Uma bartender trans do bar Rabo di Galo, em São Paulo, registrou um boletim de ocorrência contra Alexander Marsh Thomson Payán, sócio de Alex Allard, após ser assediada em março de 2023. O assédio ocorreu quando Thomson a abraçou por trás e beijou seu pescoço enquanto ela preparava coquetéis. O incidente foi registrado em vídeo, mas o setor de Recursos Humanos do hotel não tomou medidas efetivas, sugerindo apenas um pedido de desculpas.

Após a falta de ação do RH, a bartender foi transferida para outro bar do hotel, onde continuou a ser abordada por Thomson. Ela relatou ter desenvolvido sintomas de burnout, depressão e estresse pós-traumático, levando-a a se afastar do trabalho.
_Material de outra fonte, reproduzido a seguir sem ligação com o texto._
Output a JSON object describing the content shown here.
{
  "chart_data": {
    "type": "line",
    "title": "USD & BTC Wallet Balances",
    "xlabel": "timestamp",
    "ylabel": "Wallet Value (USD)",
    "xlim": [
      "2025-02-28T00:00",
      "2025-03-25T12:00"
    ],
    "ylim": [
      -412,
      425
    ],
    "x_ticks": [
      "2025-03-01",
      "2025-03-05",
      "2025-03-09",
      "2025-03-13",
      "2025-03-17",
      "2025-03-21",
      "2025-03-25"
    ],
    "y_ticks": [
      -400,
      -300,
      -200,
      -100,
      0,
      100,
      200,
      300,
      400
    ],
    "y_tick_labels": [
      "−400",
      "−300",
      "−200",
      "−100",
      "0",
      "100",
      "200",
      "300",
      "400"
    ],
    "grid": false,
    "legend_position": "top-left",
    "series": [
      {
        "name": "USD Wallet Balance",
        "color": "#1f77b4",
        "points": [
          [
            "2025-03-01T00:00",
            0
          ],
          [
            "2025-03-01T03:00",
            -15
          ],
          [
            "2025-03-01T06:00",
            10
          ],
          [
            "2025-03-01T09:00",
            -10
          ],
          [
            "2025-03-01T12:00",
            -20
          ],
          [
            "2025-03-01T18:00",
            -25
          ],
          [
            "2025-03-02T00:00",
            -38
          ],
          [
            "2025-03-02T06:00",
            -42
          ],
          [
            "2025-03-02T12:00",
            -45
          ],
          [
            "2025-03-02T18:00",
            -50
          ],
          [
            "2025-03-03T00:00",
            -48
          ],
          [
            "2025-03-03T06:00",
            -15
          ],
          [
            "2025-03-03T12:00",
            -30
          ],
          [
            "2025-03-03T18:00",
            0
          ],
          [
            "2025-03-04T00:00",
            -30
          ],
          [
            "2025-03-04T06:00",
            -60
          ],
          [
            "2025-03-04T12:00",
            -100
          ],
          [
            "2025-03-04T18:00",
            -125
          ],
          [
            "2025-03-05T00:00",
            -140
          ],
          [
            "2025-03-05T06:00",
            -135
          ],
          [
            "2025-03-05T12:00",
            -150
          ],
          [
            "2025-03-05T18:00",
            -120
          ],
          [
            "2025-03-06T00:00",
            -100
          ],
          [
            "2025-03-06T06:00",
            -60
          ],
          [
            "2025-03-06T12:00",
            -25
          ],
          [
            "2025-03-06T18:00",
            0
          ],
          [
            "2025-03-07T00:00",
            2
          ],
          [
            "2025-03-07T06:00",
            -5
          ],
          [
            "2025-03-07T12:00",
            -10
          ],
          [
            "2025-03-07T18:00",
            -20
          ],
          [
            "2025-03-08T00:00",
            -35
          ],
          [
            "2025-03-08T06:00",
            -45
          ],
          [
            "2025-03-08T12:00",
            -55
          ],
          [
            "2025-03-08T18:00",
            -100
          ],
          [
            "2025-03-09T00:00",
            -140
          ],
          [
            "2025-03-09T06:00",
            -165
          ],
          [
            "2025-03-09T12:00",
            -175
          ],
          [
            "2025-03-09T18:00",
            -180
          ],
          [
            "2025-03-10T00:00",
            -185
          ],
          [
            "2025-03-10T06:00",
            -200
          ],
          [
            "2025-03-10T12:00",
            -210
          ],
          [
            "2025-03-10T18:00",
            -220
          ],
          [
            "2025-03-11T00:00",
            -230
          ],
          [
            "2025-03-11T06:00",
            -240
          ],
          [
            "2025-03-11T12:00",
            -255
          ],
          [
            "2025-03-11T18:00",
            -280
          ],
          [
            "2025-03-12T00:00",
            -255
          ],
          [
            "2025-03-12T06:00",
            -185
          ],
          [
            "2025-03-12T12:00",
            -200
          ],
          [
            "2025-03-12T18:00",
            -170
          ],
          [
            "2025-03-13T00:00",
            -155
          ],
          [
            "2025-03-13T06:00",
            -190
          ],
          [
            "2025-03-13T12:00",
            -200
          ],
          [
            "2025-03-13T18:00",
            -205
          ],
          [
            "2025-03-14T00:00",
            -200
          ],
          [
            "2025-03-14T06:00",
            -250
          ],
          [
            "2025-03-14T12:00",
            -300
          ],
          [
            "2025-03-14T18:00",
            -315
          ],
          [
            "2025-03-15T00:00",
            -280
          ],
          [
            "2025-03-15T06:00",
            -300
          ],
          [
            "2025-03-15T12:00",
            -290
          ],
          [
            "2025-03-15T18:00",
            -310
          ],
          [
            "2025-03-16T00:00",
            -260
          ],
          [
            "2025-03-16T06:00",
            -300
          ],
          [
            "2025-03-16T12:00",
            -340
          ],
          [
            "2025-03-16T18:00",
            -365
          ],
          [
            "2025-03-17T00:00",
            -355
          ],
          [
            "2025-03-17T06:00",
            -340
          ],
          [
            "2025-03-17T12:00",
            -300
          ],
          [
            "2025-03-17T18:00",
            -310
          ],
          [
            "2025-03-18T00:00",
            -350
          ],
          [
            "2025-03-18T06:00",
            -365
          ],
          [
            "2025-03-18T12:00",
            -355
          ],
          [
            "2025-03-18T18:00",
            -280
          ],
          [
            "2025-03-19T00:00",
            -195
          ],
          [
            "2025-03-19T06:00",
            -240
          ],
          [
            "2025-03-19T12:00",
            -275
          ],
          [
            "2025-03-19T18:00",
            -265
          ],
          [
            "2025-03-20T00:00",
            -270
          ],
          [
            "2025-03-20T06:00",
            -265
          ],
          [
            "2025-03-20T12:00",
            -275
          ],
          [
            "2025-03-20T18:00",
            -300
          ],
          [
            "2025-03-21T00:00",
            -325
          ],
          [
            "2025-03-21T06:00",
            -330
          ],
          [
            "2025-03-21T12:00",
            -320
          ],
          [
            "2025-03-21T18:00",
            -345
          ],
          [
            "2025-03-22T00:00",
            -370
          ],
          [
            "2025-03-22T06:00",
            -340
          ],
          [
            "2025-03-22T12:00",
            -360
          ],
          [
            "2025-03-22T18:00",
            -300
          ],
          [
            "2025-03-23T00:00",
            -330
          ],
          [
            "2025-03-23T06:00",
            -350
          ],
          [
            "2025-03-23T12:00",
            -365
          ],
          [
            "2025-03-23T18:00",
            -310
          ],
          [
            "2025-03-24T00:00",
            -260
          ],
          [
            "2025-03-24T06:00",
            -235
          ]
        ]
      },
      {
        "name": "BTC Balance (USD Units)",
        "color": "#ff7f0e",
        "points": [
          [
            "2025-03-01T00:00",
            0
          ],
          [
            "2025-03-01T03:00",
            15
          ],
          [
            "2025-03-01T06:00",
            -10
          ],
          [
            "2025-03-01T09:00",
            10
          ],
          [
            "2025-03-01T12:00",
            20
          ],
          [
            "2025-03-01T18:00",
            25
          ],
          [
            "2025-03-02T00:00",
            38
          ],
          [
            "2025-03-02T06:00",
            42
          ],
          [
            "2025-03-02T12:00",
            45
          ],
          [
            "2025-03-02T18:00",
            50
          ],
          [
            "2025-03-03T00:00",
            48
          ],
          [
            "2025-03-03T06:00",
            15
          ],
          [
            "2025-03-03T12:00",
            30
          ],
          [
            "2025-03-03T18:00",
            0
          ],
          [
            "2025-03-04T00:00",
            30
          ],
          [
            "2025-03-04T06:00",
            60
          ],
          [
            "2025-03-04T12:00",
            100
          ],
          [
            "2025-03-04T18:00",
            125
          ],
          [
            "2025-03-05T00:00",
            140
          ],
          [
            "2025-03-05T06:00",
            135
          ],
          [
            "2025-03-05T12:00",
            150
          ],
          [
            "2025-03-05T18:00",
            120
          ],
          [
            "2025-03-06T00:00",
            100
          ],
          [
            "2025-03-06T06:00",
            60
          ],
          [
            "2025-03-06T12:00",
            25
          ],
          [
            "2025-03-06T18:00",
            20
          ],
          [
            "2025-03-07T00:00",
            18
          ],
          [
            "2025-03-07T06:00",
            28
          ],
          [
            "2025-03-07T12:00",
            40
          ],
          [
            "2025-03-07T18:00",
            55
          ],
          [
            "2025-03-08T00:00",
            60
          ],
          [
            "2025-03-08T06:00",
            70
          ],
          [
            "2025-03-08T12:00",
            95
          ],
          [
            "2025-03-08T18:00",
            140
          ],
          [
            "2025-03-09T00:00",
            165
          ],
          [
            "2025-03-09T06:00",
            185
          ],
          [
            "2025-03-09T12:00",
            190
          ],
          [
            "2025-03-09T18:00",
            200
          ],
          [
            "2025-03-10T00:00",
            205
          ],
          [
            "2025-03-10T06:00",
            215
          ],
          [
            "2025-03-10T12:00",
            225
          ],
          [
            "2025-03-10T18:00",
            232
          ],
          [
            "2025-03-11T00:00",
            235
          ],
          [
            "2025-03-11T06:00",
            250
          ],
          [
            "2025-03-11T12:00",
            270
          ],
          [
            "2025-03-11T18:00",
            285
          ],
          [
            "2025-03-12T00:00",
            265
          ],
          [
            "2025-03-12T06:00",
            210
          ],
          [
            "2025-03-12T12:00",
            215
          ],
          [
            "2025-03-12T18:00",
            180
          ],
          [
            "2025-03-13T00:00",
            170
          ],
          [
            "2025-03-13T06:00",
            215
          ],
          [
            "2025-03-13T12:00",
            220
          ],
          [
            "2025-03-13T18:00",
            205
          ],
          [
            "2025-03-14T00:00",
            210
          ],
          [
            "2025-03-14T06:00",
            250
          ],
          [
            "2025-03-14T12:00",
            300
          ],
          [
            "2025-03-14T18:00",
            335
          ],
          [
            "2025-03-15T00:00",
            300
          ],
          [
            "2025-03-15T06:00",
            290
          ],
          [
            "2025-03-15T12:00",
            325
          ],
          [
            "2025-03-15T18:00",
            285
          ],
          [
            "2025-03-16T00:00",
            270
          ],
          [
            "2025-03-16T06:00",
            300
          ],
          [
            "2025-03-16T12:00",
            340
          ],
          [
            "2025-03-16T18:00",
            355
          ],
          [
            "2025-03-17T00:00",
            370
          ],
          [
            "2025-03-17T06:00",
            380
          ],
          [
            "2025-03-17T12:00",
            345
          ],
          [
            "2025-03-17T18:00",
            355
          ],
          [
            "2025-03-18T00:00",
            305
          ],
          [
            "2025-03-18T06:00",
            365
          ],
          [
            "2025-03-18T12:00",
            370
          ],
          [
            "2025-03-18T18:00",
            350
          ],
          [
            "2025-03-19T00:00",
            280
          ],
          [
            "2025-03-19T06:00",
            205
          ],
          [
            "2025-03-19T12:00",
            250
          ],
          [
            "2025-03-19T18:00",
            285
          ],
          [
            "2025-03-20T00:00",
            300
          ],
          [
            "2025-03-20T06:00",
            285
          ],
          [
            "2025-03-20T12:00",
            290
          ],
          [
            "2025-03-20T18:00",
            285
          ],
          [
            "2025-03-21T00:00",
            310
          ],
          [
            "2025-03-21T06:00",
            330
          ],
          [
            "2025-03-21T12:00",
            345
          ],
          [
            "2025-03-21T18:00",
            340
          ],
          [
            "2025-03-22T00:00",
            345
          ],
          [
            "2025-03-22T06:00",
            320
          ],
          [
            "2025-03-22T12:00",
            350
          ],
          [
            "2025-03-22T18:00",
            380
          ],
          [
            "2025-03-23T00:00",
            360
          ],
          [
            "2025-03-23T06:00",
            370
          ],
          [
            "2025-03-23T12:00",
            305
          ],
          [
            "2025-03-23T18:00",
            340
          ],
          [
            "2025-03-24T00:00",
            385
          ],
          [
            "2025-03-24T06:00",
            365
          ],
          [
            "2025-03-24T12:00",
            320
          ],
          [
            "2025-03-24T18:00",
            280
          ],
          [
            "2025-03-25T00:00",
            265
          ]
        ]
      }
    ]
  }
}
Com a ajuda da advogada Kimberly dos Santos, a bartender moveu uma ação civil e ganhou, recebendo uma multa de R$ 80 mil por transfobia e assédio.

Na esfera penal, Thomson foi absolvido de importunação sexual, apesar das evidências. O juiz Augusto Antonini considerou que o ato durou apenas quatro segundos e não configurou crime. A decisão gerou indignação na vítima, que questionou a interpretação do juiz sobre o tempo necessário para caracterizar assédio. Thomson, que também enfrentou acusações de assédio de outros funcionários, negou qualquer comportamento impróprio e afirmou ter sido alvo de acusações falsas.

O bar Rabo di Galo e o Hotel Rosewood se manifestaram, afirmando repúdio a condutas inadequadas, mas não comentaram sobre casos em andamento na justiça. A situação gerou repercussão e levantou questões sobre a proteção de funcionários em casos de assédio.